Same content = same hash = same row in the content table. The content is stored exactly once regardless of how many users paste it.

This is called content-addressable storage. The address (key) is derived from the content itself, not assigned arbitrarily. Git uses this exact model — every commit, tree, and blob is stored by its SHA hash. If two repos have the same file, Git stores it once.

What This Gives You¶

Without content-addressing:
  500 users paste same 10KB text → 500 rows → 5MB stored

With content-addressing:
  500 users paste same 10KB text → 1 row → 10KB stored
  Savings: 99.998%

For a system where popular content (error logs, config templates, code snippets) gets pasted repeatedly, this is a significant storage win.

How It Works in Pastebin¶

User submits paste text
  ↓
App server computes SHA-256(text) → content_hash
  ↓
Check content table: WHERE content_hash = ?
  ↓
EXISTS   → content already stored → skip S3 upload
NOT EXISTS → upload text to S3 → insert row into content table
  ↓
Either way: INSERT into pastes table with this content_hash

The content table is keyed by content_hash. The pastes table holds a foreign key to content_hash. Multiple paste rows can point to the same content row — that's the deduplication.
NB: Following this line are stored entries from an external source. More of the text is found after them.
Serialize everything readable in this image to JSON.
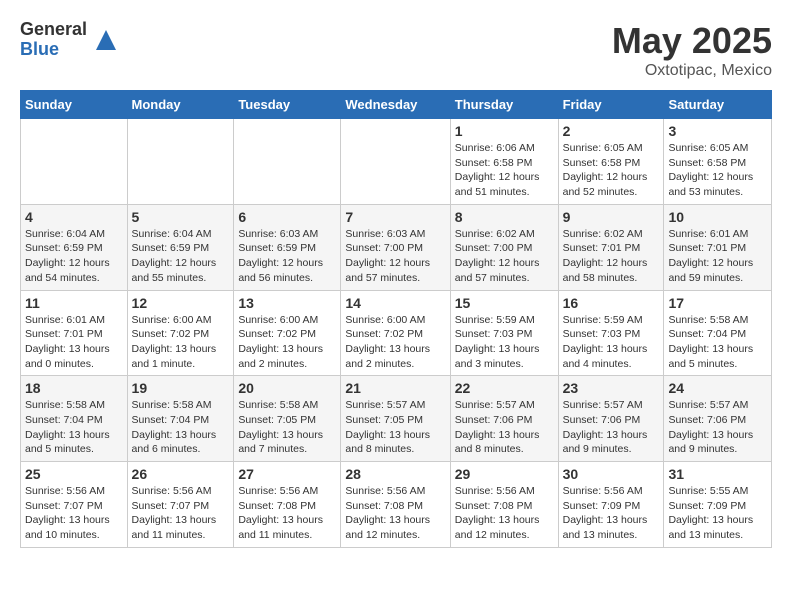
{
  "logo": {
    "general": "General",
    "blue": "Blue"
  },
  "title": "May 2025",
  "location": "Oxtotipac, Mexico",
  "days_of_week": [
    "Sunday",
    "Monday",
    "Tuesday",
    "Wednesday",
    "Thursday",
    "Friday",
    "Saturday"
  ],
  "weeks": [
    [
      {
        "day": "",
        "info": ""
      },
      {
        "day": "",
        "info": ""
      },
      {
        "day": "",
        "info": ""
      },
      {
        "day": "",
        "info": ""
      },
      {
        "day": "1",
        "info": "Sunrise: 6:06 AM\nSunset: 6:58 PM\nDaylight: 12 hours\nand 51 minutes."
      },
      {
        "day": "2",
        "info": "Sunrise: 6:05 AM\nSunset: 6:58 PM\nDaylight: 12 hours\nand 52 minutes."
      },
      {
        "day": "3",
        "info": "Sunrise: 6:05 AM\nSunset: 6:58 PM\nDaylight: 12 hours\nand 53 minutes."
      }
    ],
    [
      {
        "day": "4",
        "info": "Sunrise: 6:04 AM\nSunset: 6:59 PM\nDaylight: 12 hours\nand 54 minutes."
      },
      {
        "day": "5",
        "info": "Sunrise: 6:04 AM\nSunset: 6:59 PM\nDaylight: 12 hours\nand 55 minutes."
      },
      {
        "day": "6",
        "info": "Sunrise: 6:03 AM\nSunset: 6:59 PM\nDaylight: 12 hours\nand 56 minutes."
      },
      {
        "day": "7",
        "info": "Sunrise: 6:03 AM\nSunset: 7:00 PM\nDaylight: 12 hours\nand 57 minutes."
      },
      {
        "day": "8",
        "info": "Sunrise: 6:02 AM\nSunset: 7:00 PM\nDaylight: 12 hours\nand 57 minutes."
      },
      {
        "day": "9",
        "info": "Sunrise: 6:02 AM\nSunset: 7:01 PM\nDaylight: 12 hours\nand 58 minutes."
      },
      {
        "day": "10",
        "info": "Sunrise: 6:01 AM\nSunset: 7:01 PM\nDaylight: 12 hours\nand 59 minutes."
      }
    ],
    [
      {
        "day": "11",
        "info": "Sunrise: 6:01 AM\nSunset: 7:01 PM\nDaylight: 13 hours\nand 0 minutes."
      },
      {
        "day": "12",
        "info": "Sunrise: 6:00 AM\nSunset: 7:02 PM\nDaylight: 13 hours\nand 1 minute."
      },
      {
        "day": "13",
        "info": "Sunrise: 6:00 AM\nSunset: 7:02 PM\nDaylight: 13 hours\nand 2 minutes."
      },
      {
        "day": "14",
        "info": "Sunrise: 6:00 AM\nSunset: 7:02 PM\nDaylight: 13 hours\nand 2 minutes."
      },
      {
        "day": "15",
        "info": "Sunrise: 5:59 AM\nSunset: 7:03 PM\nDaylight: 13 hours\nand 3 minutes."
      },
      {
        "day": "16",
        "info": "Sunrise: 5:59 AM\nSunset: 7:03 PM\nDaylight: 13 hours\nand 4 minutes."
      },
      {
        "day": "17",
        "info": "Sunrise: 5:58 AM\nSunset: 7:04 PM\nDaylight: 13 hours\nand 5 minutes."
      }
    ],
    [
      {
        "day": "18",
        "info": "Sunrise: 5:58 AM\nSunset: 7:04 PM\nDaylight: 13 hours\nand 5 minutes."
      },
      {
        "day": "19",
        "info": "Sunrise: 5:58 AM\nSunset: 7:04 PM\nDaylight: 13 hours\nand 6 minutes."
      },
      {
        "day": "20",
        "info": "Sunrise: 5:58 AM\nSunset: 7:05 PM\nDaylight: 13 hours\nand 7 minutes."
      },
      {
        "day": "21",
        "info": "Sunrise: 5:57 AM\nSunset: 7:05 PM\nDaylight: 13 hours\nand 8 minutes."
      },
      {
        "day": "22",
        "info": "Sunrise: 5:57 AM\nSunset: 7:06 PM\nDaylight: 13 hours\nand 8 minutes."
      },
      {
        "day": "23",
        "info": "Sunrise: 5:57 AM\nSunset: 7:06 PM\nDaylight: 13 hours\nand 9 minutes."
      },
      {
        "day": "24",
        "info": "Sunrise: 5:57 AM\nSunset: 7:06 PM\nDaylight: 13 hours\nand 9 minutes."
      }
    ],
    [
      {
        "day": "25",
        "info": "Sunrise: 5:56 AM\nSunset: 7:07 PM\nDaylight: 13 hours\nand 10 minutes."
      },
      {
        "day": "26",
        "info": "Sunrise: 5:56 AM\nSunset: 7:07 PM\nDaylight: 13 hours\nand 11 minutes."
      },
      {
        "day": "27",
        "info": "Sunrise: 5:56 AM\nSunset: 7:08 PM\nDaylight: 13 hours\nand 11 minutes."
      },
      {
        "day": "28",
        "info": "Sunrise: 5:56 AM\nSunset: 7:08 PM\nDaylight: 13 hours\nand 12 minutes."
      },
      {
        "day": "29",
        "info": "Sunrise: 5:56 AM\nSunset: 7:08 PM\nDaylight: 13 hours\nand 12 minutes."
      },
      {
        "day": "30",
        "info": "Sunrise: 5:56 AM\nSunset: 7:09 PM\nDaylight: 13 hours\nand 13 minutes."
      },
      {
        "day": "31",
        "info": "Sunrise: 5:55 AM\nSunset: 7:09 PM\nDaylight: 13 hours\nand 13 minutes."
      }
    ]
  ]
}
The Hash Function — SHA-256¶

SHA-256 produces a 256-bit (64 hex char) hash. Collision probability is astronomically low — two different inputs producing the same hash has never been observed in practice. For a Pastebin at 3.65B pastes over 10 years, you will not see a collision.
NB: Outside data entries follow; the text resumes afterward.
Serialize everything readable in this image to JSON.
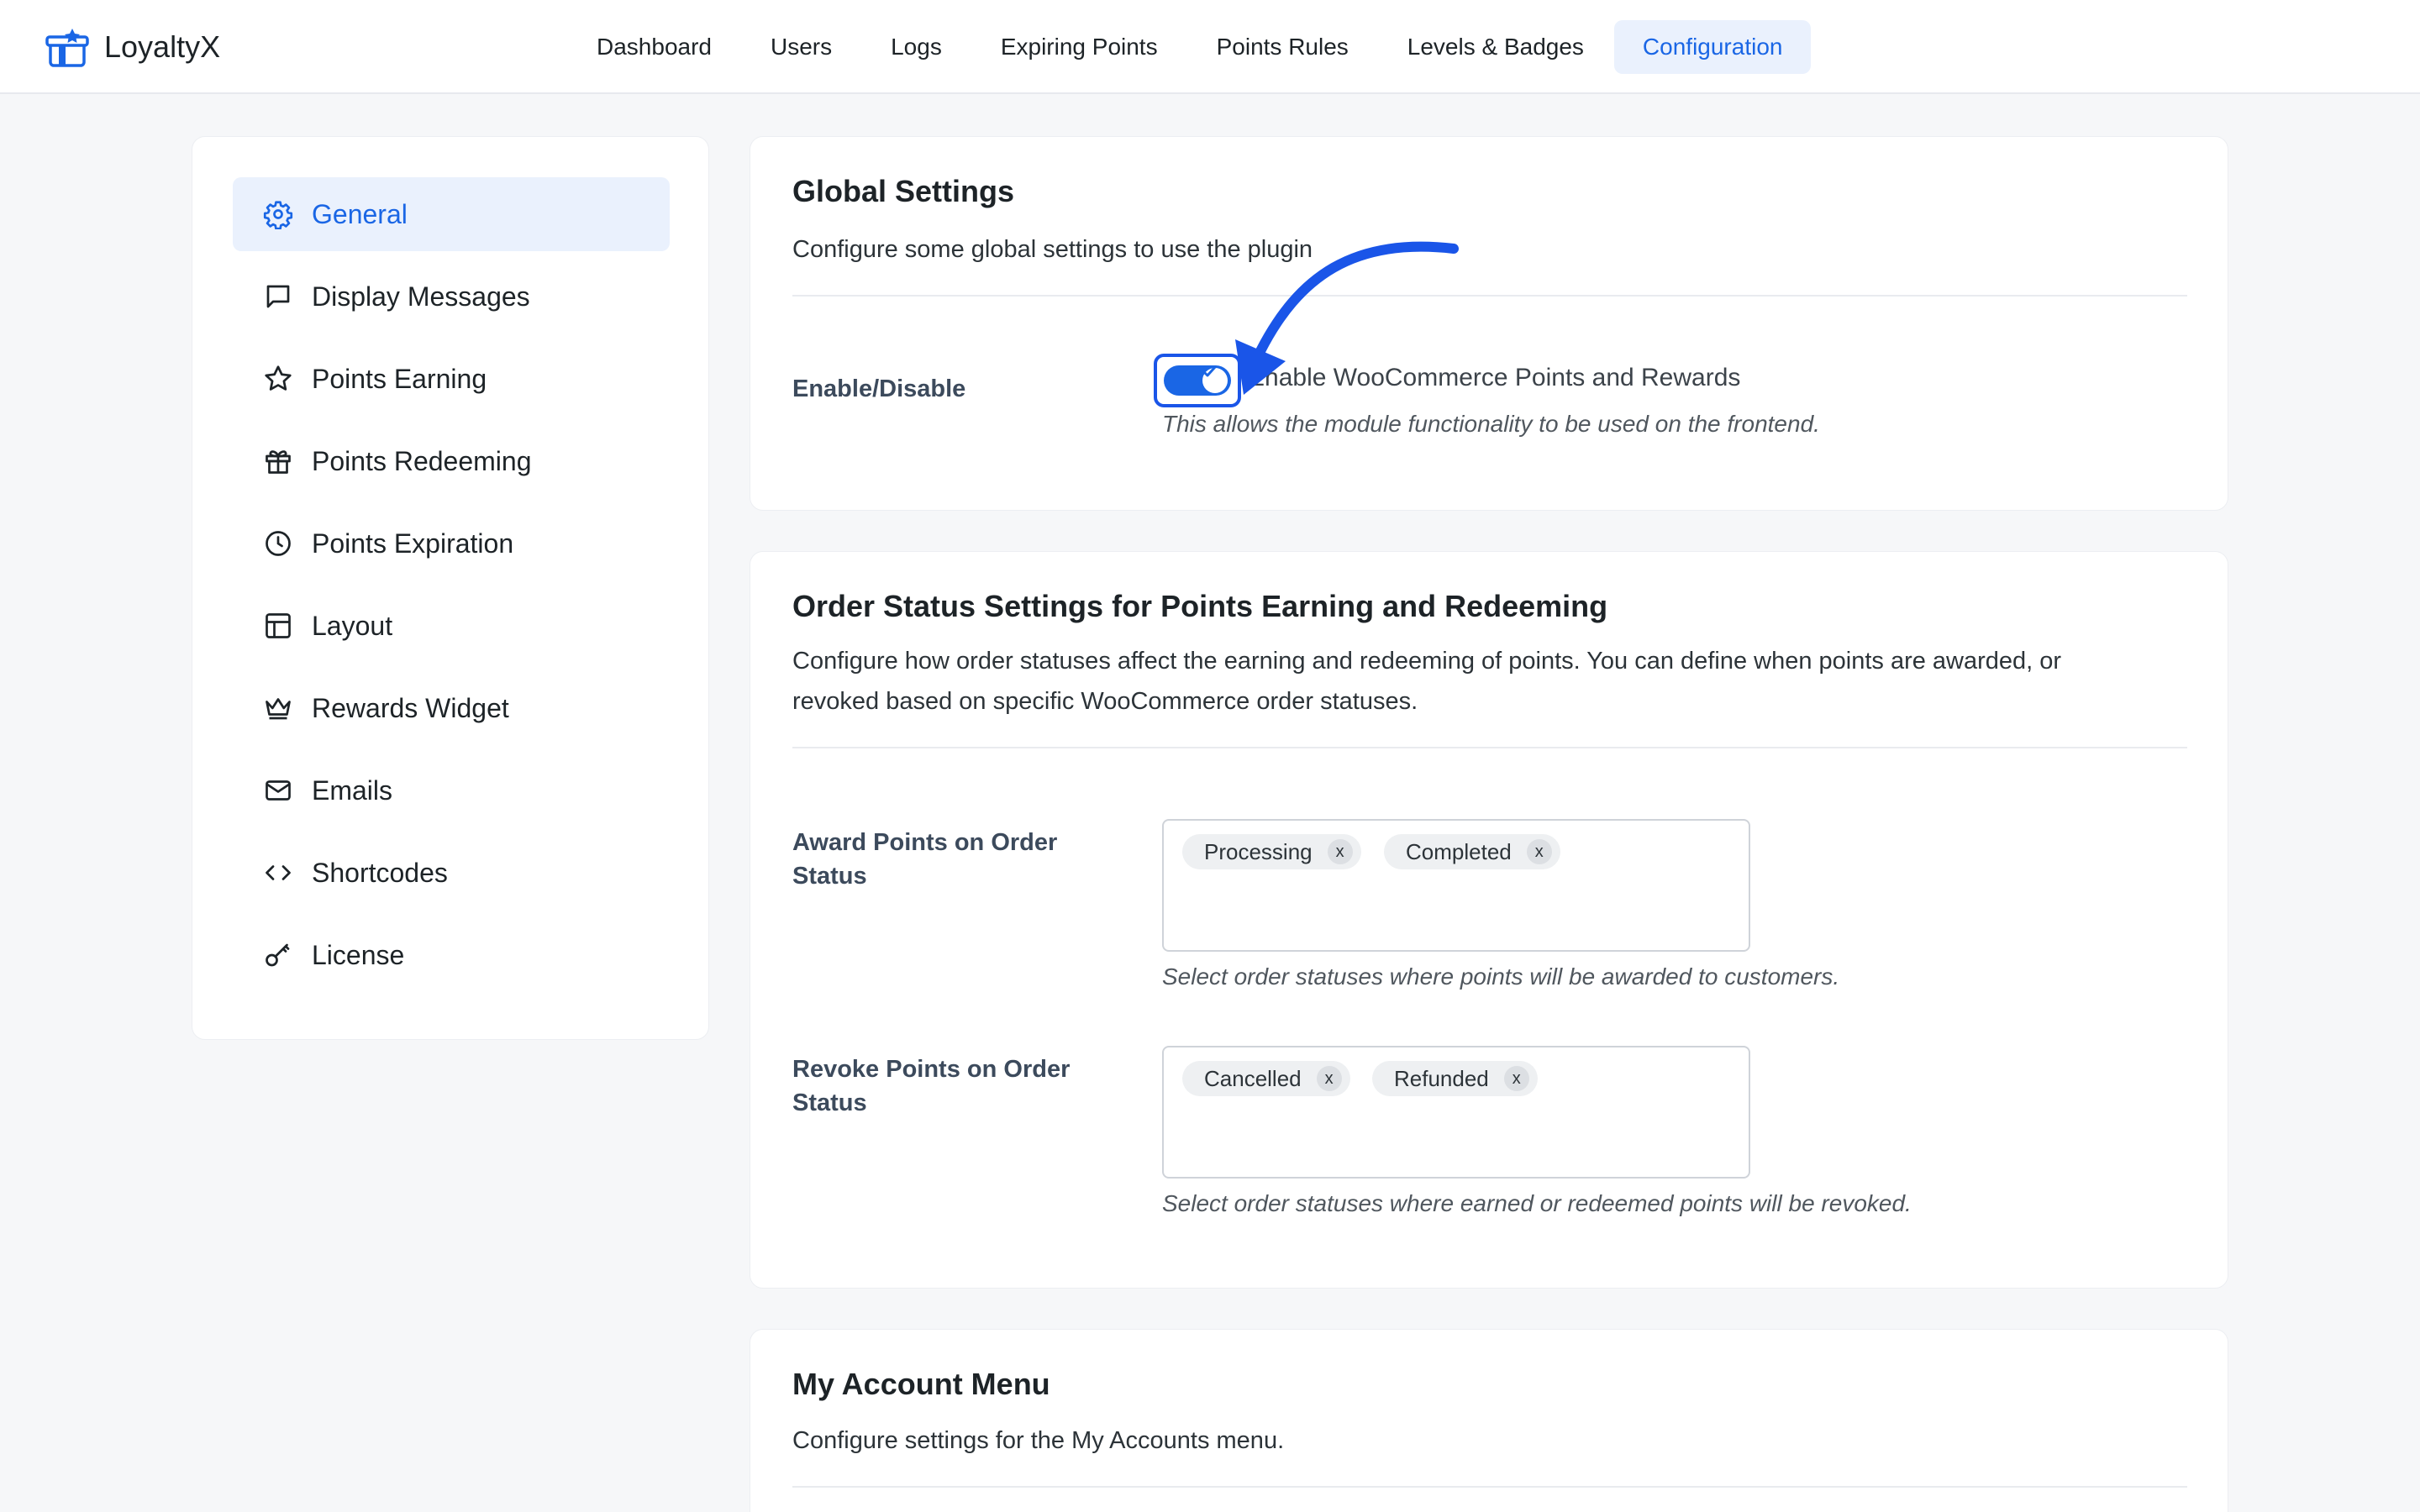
{
  "app": {
    "name": "LoyaltyX",
    "logo_icon": "gift-box-icon",
    "accent": "#1a66e5"
  },
  "nav": {
    "items": [
      {
        "label": "Dashboard"
      },
      {
        "label": "Users"
      },
      {
        "label": "Logs"
      },
      {
        "label": "Expiring Points"
      },
      {
        "label": "Points Rules"
      },
      {
        "label": "Levels & Badges"
      },
      {
        "label": "Configuration",
        "active": true
      }
    ]
  },
  "sidebar": {
    "items": [
      {
        "label": "General",
        "icon": "gear-icon",
        "active": true
      },
      {
        "label": "Display Messages",
        "icon": "message-icon"
      },
      {
        "label": "Points Earning",
        "icon": "star-icon"
      },
      {
        "label": "Points Redeeming",
        "icon": "gift-icon"
      },
      {
        "label": "Points Expiration",
        "icon": "clock-icon"
      },
      {
        "label": "Layout",
        "icon": "layout-icon"
      },
      {
        "label": "Rewards Widget",
        "icon": "crown-icon"
      },
      {
        "label": "Emails",
        "icon": "mail-icon"
      },
      {
        "label": "Shortcodes",
        "icon": "code-icon"
      },
      {
        "label": "License",
        "icon": "key-icon"
      }
    ]
  },
  "global": {
    "title": "Global Settings",
    "description": "Configure some global settings to use the plugin",
    "enable_label": "Enable/Disable",
    "toggle_on": true,
    "toggle_text": "Enable WooCommerce Points and Rewards",
    "toggle_help": "This allows the module functionality to be used on the frontend."
  },
  "order_status": {
    "title": "Order Status Settings for Points Earning and Redeeming",
    "description_line1": "Configure how order statuses affect the earning and redeeming of points. You can define when points are awarded, or",
    "description_line2": "revoked based on specific WooCommerce order statuses.",
    "award": {
      "label_line1": "Award Points on Order",
      "label_line2": "Status",
      "chips": [
        "Processing",
        "Completed"
      ],
      "help": "Select order statuses where points will be awarded to customers."
    },
    "revoke": {
      "label_line1": "Revoke Points on Order",
      "label_line2": "Status",
      "chips": [
        "Cancelled",
        "Refunded"
      ],
      "help": "Select order statuses where earned or redeemed points will be revoked."
    },
    "chip_remove": "x"
  },
  "my_account": {
    "title": "My Account Menu",
    "description": "Configure settings for the My Accounts menu."
  }
}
SHA-256 output: 64 hex chars = 32 bytes
Stored as:      VARCHAR(64) — the content_hash column

MD5 would be smaller (32 chars) but has known collision vulnerabilities. SHA-256 is the safe default.

Interview framing

"Content-addressable storage: hash the paste text with SHA-256, use the hash as the content table PK. Same content from any user produces the same hash — stored once, not multiple times. Same model Git uses for blobs. Deduplication happens automatically with no extra logic — just check if the hash exists before uploading to S3."